McAnulty cites private prisons as one example of what Labour opposes.
But that is not what Bishop is proposing.
The Government’s National Infrastructure Funding and Financing portal quite clearly states that ownership of any PPP asset will be retained by the Crown.
“We know that public-private partnerships aren’t akin to privatisation,” said McAnulty.
“But let’s be honest, the majority of New Zealanders don’t understand what a PPP is.
“And if we’re not careful in our language and take every opportunity to reassure them that the Labour Party will always be against privatisation, when we talk about PPPs, you can guarantee someone will make that connection and then go out and say the Labour Party is pro-privatisation.
“We’re not.”
The Infrastructure Commission is clearly conscious of the need to develop a political consensus, but also aware of the political sensitivities that must be satisfied before one can be reached.

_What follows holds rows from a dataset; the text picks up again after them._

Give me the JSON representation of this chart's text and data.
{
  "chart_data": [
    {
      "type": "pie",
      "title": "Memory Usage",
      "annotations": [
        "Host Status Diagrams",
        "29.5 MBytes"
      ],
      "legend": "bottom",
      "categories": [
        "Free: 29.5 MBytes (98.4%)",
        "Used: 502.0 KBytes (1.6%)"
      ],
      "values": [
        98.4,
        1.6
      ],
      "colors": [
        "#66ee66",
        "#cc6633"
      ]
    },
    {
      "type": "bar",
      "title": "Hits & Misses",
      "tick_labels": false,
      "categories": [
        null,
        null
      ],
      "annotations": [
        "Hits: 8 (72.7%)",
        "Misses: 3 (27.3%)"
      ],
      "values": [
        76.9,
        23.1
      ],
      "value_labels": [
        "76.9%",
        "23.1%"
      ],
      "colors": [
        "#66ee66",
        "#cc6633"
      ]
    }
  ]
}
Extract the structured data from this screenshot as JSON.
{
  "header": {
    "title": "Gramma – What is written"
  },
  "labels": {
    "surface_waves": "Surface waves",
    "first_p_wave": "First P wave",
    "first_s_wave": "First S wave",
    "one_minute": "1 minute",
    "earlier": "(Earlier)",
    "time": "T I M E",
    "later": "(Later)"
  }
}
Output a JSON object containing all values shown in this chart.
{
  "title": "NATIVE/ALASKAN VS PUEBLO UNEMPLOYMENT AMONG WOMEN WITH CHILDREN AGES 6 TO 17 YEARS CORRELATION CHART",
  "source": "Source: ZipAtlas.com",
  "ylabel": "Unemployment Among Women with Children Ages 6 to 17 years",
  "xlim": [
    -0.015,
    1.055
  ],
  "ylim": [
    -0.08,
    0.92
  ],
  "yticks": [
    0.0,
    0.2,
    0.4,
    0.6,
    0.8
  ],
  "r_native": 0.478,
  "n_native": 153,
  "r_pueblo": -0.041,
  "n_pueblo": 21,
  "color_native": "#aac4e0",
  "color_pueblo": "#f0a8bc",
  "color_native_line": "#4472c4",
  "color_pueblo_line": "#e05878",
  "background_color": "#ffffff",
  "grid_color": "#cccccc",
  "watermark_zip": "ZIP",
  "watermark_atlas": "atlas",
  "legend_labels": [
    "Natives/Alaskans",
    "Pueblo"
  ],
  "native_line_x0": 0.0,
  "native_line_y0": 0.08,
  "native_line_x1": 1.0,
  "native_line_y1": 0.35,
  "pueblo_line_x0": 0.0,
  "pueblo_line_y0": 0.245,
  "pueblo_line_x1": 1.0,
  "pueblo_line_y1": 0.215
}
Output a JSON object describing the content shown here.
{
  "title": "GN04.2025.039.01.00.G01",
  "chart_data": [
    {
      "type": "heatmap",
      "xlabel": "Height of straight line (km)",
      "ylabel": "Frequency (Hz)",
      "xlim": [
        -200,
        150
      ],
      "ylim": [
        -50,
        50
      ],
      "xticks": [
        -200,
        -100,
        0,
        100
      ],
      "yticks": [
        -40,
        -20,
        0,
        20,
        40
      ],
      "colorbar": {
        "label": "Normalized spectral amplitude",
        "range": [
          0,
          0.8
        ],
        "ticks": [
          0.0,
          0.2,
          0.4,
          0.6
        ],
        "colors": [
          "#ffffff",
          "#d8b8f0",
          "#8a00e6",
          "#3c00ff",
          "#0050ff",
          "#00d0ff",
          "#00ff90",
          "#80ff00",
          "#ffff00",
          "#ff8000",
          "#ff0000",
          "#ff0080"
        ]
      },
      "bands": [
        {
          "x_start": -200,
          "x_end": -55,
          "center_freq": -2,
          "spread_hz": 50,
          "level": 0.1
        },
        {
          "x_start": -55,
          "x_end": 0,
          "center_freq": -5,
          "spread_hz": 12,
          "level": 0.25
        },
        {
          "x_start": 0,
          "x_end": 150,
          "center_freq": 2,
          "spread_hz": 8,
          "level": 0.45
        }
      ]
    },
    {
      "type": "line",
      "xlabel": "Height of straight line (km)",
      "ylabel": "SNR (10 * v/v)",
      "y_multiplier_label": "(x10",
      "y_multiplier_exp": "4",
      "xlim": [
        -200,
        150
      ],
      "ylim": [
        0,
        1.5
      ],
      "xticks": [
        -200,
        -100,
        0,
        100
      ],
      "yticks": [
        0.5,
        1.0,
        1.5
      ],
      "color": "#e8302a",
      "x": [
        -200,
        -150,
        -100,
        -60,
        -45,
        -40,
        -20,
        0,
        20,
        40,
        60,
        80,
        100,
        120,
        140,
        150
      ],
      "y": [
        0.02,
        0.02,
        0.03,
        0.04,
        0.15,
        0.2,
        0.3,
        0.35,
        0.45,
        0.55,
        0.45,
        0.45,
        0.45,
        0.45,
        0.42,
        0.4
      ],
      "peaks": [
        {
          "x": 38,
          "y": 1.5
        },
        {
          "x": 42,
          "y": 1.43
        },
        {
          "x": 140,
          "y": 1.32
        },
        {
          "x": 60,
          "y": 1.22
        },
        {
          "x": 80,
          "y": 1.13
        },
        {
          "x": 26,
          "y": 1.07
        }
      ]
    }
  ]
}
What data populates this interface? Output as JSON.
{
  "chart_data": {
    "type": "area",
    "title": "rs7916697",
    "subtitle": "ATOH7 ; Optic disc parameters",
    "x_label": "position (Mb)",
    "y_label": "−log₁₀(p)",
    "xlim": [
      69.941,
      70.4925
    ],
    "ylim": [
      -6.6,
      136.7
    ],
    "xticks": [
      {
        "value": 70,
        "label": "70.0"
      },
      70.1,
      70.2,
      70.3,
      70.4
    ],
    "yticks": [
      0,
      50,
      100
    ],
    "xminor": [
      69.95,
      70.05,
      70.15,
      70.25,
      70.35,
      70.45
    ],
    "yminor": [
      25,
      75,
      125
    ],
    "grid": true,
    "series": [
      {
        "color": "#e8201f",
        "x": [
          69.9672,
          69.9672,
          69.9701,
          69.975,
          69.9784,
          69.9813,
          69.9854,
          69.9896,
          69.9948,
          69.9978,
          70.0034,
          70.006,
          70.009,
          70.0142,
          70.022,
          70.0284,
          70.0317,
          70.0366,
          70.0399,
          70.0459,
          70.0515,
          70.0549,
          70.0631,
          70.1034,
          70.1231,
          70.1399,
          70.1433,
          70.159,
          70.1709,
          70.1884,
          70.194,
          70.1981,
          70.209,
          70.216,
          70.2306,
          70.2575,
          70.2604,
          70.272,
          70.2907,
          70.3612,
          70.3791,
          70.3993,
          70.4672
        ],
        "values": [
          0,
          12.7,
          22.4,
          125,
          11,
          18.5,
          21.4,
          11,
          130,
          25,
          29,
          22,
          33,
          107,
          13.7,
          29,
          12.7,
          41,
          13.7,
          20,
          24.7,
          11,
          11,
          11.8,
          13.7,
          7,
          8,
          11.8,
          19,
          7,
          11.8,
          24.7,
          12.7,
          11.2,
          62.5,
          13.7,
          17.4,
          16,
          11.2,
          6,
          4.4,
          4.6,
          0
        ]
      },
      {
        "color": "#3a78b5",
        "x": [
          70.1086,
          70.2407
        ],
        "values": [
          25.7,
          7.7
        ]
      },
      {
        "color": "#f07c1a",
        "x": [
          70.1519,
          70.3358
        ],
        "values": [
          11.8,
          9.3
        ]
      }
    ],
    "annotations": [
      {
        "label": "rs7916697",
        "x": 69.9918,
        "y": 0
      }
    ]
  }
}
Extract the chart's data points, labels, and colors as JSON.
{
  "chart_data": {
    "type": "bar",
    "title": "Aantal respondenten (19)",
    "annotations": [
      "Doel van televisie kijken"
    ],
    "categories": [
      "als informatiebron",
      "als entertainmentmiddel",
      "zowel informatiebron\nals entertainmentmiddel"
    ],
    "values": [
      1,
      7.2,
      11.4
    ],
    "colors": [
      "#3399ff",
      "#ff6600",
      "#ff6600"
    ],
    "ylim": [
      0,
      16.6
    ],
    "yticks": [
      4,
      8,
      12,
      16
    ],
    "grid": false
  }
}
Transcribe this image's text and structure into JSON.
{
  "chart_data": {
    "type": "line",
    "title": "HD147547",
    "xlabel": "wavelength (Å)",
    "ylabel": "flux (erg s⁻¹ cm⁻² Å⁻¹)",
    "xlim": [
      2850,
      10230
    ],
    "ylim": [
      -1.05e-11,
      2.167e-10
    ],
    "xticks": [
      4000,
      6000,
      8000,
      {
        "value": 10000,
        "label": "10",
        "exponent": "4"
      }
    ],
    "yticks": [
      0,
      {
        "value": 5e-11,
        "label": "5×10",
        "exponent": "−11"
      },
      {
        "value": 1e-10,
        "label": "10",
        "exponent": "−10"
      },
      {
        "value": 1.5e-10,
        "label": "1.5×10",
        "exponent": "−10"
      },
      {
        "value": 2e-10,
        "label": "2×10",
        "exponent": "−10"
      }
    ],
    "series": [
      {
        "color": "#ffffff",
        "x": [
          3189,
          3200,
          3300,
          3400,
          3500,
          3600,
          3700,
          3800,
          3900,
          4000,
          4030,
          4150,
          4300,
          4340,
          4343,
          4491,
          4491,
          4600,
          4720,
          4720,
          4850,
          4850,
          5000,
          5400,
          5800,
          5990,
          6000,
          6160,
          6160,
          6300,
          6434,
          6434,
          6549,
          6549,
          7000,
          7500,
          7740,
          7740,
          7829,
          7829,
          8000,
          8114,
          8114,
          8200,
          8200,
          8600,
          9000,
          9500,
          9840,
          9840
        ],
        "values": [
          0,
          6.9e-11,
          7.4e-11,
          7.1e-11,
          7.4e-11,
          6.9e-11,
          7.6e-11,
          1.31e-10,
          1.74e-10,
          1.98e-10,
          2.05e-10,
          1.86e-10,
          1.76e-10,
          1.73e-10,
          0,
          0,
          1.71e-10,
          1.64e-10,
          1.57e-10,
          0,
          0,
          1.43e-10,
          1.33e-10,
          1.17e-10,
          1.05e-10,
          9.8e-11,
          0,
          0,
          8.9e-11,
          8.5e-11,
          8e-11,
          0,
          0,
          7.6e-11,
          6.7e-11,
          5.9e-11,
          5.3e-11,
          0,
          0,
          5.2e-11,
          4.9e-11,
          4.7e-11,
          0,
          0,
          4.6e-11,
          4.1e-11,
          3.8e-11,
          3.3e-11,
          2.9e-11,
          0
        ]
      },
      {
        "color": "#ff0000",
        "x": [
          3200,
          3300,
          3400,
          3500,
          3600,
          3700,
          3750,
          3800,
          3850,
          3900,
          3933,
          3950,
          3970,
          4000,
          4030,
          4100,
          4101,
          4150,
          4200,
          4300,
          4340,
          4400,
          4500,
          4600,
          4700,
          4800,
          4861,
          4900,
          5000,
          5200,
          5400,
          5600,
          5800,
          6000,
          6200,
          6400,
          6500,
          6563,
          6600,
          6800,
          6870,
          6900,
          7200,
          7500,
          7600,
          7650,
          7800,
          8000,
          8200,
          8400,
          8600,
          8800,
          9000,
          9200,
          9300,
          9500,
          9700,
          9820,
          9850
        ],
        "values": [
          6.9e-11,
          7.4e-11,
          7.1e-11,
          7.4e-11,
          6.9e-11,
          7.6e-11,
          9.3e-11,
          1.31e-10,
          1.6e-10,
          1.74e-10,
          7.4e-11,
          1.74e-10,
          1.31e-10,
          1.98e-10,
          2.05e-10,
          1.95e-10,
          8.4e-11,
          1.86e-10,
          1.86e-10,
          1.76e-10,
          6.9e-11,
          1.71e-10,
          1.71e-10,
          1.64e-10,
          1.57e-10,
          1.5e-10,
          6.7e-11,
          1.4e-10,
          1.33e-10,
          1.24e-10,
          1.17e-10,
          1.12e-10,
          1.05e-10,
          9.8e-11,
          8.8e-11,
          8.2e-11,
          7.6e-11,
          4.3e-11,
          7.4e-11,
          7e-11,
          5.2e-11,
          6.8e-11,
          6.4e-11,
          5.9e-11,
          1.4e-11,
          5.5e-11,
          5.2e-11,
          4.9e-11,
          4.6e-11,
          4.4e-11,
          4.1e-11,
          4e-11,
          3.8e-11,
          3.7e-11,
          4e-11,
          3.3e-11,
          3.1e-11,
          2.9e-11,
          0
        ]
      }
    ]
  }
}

“We have already conducted considerable public and stakeholder engagement on development of the [National Infrastructure] plan, including ongoing cross-party briefings,” Commission chairman, Raveen Jaduram, told a Select Committee last week.
“We expect this to be a useful input to helping establish greater political consensus for infrastructure,” he said.
“The delivery of the National Infrastructure Plan remains the focus for our organisation through to December 2025, and this will be followed by a Government response in mid-2026.”
And therein lies the big challenge.
Can any consensus that might exist now survive after the middle of next year, when the parties will be beginning their campaigning for what will probably be an October election.
That will be the big test of whether the need for infrastructure can beat party politics.